I wonder if there exists a way to see the category of groupoids Gpd as (isomorphic to, or maybe just equivalent to) a presheaf category (valued in Set) ?

Thanks

Answer 1

For any category $\mathcal{C}$, the presheaf category $[\mathcal{C}^\mathrm{op}, \mathbf{Set}]$ is a regular category. In particular, the class of regular epimorphisms is closed under pullback in $[\mathcal{C}^\mathrm{op}, \mathbf{Set}]$. However, this is not true in $\mathbf{Grpd}$.
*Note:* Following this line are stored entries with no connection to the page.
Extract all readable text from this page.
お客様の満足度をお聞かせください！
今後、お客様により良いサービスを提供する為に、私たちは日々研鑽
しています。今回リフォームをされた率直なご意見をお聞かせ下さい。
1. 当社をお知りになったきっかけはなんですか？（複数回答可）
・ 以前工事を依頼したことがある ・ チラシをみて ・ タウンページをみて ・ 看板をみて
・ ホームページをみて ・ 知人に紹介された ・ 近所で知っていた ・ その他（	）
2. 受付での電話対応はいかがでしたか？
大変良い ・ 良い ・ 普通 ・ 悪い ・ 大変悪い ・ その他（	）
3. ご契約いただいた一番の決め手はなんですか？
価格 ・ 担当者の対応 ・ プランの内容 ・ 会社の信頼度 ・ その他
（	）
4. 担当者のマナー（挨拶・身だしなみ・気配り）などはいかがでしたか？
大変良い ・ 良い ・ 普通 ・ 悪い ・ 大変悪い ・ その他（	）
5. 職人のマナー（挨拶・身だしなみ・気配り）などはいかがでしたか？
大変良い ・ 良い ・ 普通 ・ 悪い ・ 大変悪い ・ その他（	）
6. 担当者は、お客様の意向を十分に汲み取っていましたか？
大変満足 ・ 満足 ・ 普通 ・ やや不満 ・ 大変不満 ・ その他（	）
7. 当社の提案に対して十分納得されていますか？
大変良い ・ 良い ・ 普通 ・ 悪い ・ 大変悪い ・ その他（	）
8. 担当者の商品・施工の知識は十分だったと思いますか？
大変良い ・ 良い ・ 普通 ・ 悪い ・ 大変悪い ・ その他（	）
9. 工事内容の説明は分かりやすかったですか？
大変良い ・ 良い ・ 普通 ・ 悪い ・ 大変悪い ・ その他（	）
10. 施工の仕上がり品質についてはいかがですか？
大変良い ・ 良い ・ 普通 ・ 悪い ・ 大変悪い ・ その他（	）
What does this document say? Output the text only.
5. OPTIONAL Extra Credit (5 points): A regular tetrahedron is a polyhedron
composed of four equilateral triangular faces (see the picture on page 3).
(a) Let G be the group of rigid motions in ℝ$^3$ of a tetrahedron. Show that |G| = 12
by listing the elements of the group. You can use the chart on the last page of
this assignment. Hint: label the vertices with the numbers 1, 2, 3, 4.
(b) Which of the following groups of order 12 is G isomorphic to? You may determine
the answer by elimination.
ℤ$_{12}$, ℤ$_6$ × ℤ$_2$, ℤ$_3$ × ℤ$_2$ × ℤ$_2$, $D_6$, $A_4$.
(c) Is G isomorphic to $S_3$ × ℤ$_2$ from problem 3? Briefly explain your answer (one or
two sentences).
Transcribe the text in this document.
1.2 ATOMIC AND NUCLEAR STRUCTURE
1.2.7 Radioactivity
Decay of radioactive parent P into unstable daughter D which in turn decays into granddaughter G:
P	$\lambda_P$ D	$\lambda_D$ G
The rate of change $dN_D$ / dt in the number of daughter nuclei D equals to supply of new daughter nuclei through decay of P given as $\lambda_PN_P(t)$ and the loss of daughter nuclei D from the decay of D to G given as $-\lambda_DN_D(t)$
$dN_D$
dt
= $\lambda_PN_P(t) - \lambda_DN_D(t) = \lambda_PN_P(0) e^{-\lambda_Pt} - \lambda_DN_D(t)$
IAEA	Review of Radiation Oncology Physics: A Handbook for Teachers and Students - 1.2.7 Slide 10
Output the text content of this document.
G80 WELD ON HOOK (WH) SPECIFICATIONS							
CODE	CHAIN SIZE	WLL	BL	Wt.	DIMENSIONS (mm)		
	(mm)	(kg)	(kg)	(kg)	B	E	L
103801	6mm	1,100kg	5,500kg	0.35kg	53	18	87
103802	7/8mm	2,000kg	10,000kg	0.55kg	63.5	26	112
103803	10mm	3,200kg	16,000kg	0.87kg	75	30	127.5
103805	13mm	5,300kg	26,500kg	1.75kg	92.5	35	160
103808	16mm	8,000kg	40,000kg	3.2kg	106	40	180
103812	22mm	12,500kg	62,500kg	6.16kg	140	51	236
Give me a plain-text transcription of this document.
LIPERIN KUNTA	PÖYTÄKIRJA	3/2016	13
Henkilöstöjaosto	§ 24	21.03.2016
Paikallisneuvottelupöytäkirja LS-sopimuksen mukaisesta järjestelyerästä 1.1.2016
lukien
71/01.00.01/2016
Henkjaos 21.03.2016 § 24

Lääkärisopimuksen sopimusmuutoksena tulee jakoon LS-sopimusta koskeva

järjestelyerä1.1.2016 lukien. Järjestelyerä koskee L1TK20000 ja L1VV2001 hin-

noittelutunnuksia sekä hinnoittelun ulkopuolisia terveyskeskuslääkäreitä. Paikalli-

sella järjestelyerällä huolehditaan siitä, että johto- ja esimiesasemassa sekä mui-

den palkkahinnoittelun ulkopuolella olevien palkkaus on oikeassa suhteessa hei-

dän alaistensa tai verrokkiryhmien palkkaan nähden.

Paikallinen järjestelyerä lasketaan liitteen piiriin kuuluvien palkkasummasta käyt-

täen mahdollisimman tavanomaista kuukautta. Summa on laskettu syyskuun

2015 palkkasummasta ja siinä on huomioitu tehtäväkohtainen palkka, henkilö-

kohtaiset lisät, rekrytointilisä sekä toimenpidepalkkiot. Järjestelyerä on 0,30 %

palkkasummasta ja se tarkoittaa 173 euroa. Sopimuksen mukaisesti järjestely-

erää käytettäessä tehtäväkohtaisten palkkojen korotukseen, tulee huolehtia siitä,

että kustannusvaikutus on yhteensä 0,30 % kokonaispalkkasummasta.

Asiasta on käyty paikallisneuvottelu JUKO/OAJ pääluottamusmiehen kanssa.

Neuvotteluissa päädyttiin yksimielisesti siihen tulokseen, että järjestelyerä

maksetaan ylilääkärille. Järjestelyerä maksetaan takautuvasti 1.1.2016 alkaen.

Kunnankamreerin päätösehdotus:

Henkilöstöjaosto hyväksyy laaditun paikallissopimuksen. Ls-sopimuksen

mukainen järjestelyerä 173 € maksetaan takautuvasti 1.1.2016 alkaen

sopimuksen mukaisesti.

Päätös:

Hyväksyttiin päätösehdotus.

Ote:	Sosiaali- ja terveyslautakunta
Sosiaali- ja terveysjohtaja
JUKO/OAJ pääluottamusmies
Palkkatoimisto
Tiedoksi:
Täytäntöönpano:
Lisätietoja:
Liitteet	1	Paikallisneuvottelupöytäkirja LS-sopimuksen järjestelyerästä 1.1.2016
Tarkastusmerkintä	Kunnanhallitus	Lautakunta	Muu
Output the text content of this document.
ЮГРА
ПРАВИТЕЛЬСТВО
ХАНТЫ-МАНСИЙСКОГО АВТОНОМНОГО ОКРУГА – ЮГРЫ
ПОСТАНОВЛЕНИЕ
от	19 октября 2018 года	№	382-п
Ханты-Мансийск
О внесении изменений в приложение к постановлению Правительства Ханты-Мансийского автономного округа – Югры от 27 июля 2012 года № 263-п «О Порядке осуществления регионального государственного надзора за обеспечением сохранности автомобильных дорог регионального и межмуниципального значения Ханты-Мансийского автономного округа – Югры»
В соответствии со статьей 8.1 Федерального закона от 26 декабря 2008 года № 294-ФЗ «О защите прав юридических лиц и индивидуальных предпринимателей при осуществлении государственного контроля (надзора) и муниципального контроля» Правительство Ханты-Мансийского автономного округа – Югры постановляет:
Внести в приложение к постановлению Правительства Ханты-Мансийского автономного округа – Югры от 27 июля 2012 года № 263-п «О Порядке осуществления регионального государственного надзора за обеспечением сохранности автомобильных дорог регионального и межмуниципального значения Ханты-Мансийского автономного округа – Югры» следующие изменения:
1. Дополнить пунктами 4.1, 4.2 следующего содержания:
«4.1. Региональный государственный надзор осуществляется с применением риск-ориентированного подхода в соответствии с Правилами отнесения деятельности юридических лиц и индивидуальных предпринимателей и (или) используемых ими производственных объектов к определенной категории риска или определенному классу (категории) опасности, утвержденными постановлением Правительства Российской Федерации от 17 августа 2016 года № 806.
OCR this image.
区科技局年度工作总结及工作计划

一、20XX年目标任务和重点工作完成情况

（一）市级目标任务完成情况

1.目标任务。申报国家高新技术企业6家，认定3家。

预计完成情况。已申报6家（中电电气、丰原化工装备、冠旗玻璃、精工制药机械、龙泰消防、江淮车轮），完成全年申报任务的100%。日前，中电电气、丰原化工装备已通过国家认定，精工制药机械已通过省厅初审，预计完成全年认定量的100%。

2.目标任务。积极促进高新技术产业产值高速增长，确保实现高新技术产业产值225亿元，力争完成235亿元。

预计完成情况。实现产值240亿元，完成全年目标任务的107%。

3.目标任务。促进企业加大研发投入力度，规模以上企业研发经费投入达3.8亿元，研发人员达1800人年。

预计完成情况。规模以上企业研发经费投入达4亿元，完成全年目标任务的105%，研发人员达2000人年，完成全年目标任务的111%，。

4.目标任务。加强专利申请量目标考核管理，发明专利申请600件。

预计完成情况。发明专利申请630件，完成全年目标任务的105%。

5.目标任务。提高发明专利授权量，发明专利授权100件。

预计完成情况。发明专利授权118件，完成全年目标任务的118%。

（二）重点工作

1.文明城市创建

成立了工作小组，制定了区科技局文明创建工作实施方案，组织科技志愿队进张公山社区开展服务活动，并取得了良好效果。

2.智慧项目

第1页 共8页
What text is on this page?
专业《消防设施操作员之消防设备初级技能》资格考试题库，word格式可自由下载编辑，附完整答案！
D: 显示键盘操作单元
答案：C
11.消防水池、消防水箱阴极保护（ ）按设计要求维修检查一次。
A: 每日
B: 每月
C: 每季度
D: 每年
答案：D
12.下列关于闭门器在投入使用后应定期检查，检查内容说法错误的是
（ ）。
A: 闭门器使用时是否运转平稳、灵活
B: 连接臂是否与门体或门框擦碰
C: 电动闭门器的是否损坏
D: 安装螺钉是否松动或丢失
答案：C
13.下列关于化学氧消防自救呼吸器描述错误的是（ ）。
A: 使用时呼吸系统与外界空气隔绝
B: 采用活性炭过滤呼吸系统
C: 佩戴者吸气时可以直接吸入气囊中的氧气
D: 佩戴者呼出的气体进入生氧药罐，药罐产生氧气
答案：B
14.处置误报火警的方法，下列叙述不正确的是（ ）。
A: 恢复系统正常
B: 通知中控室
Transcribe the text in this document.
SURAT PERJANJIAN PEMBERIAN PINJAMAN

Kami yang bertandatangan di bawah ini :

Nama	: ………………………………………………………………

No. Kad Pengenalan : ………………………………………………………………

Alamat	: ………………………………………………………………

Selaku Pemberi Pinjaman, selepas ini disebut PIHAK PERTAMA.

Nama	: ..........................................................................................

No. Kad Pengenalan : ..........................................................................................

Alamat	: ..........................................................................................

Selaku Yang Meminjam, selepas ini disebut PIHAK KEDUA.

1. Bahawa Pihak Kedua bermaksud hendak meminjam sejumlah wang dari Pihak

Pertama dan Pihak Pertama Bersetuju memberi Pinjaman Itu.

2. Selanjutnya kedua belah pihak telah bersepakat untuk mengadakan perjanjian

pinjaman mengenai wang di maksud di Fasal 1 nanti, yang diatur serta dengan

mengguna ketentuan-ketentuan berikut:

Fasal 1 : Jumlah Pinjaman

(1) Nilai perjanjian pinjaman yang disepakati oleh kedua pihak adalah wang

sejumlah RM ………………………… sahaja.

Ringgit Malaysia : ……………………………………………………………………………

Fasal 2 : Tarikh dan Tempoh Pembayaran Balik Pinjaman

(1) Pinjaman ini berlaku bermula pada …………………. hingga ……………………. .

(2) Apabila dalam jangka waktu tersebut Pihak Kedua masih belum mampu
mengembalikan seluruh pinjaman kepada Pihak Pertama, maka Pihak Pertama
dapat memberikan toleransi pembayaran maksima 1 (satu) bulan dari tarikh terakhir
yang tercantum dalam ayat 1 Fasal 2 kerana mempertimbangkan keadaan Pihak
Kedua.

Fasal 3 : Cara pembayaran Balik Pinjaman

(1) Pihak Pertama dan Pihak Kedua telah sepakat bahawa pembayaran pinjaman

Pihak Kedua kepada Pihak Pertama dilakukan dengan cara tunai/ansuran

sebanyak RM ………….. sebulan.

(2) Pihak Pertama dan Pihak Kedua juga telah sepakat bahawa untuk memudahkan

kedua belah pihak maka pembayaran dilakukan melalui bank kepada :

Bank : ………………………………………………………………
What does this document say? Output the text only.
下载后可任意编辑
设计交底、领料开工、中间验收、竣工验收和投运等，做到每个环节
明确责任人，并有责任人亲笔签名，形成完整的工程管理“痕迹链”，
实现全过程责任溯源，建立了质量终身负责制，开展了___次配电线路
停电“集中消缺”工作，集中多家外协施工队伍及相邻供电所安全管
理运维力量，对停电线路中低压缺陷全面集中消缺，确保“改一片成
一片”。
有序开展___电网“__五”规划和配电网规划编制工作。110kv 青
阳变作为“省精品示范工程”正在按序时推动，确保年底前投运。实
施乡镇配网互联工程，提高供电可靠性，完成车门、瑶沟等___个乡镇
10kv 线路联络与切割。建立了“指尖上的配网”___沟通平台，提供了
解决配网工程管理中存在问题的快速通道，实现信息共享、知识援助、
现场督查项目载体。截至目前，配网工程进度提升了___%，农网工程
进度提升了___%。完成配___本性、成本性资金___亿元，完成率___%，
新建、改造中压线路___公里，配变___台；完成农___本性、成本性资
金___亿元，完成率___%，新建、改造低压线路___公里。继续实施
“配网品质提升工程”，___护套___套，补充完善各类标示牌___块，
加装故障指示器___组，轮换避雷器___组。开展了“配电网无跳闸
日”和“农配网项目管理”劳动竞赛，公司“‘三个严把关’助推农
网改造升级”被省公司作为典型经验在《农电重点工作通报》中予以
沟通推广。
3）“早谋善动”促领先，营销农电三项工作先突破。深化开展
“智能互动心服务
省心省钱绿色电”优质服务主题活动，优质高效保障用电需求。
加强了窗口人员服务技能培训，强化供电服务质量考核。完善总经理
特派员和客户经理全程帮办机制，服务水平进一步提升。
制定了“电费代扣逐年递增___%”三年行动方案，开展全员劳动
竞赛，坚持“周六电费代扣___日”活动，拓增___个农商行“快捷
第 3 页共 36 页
Indeed, let $\mathbb{I} = \{ 0 \cong 1 \}$ be the groupoid with two objects and a unique isomorphism between them. Let $\mathbb{A} = \mathbb{I} \amalg \mathbb{I}$. There is an evident regular epimorphism $\mathbb{A} \to \mathbb{B}$ obtained by identifying one copy of $1$ with the disjoint copy of $0$; so $\mathbb{B} = \{ 0 \cong 1 \cong 2 \}$ is the groupoid with three objects and a unique isomorphism between any pair of objects. Let $\mathbb{B}'$ be the subgroupoid $\{ 0 \cong 2 \} \subset \mathbb{B}$, and consider the evident pullback diagram: $$\require{AMScd} \begin{CD} \mathbb{A}^\prime @>>> \mathbb{A} \\ @VVV @VVV \\ \mathbb{B}^\prime @>>> \mathbb{B} \end{CD}$$ Clearly, $\mathbb{A}'$ is the discrete groupoid with two objects, and therefore the morphism $\mathbb{A}' \to \mathbb{A}$ is not a regular epimorphism.

Exactly the same argument shows $\mathbf{Cat}$ is not a regular category.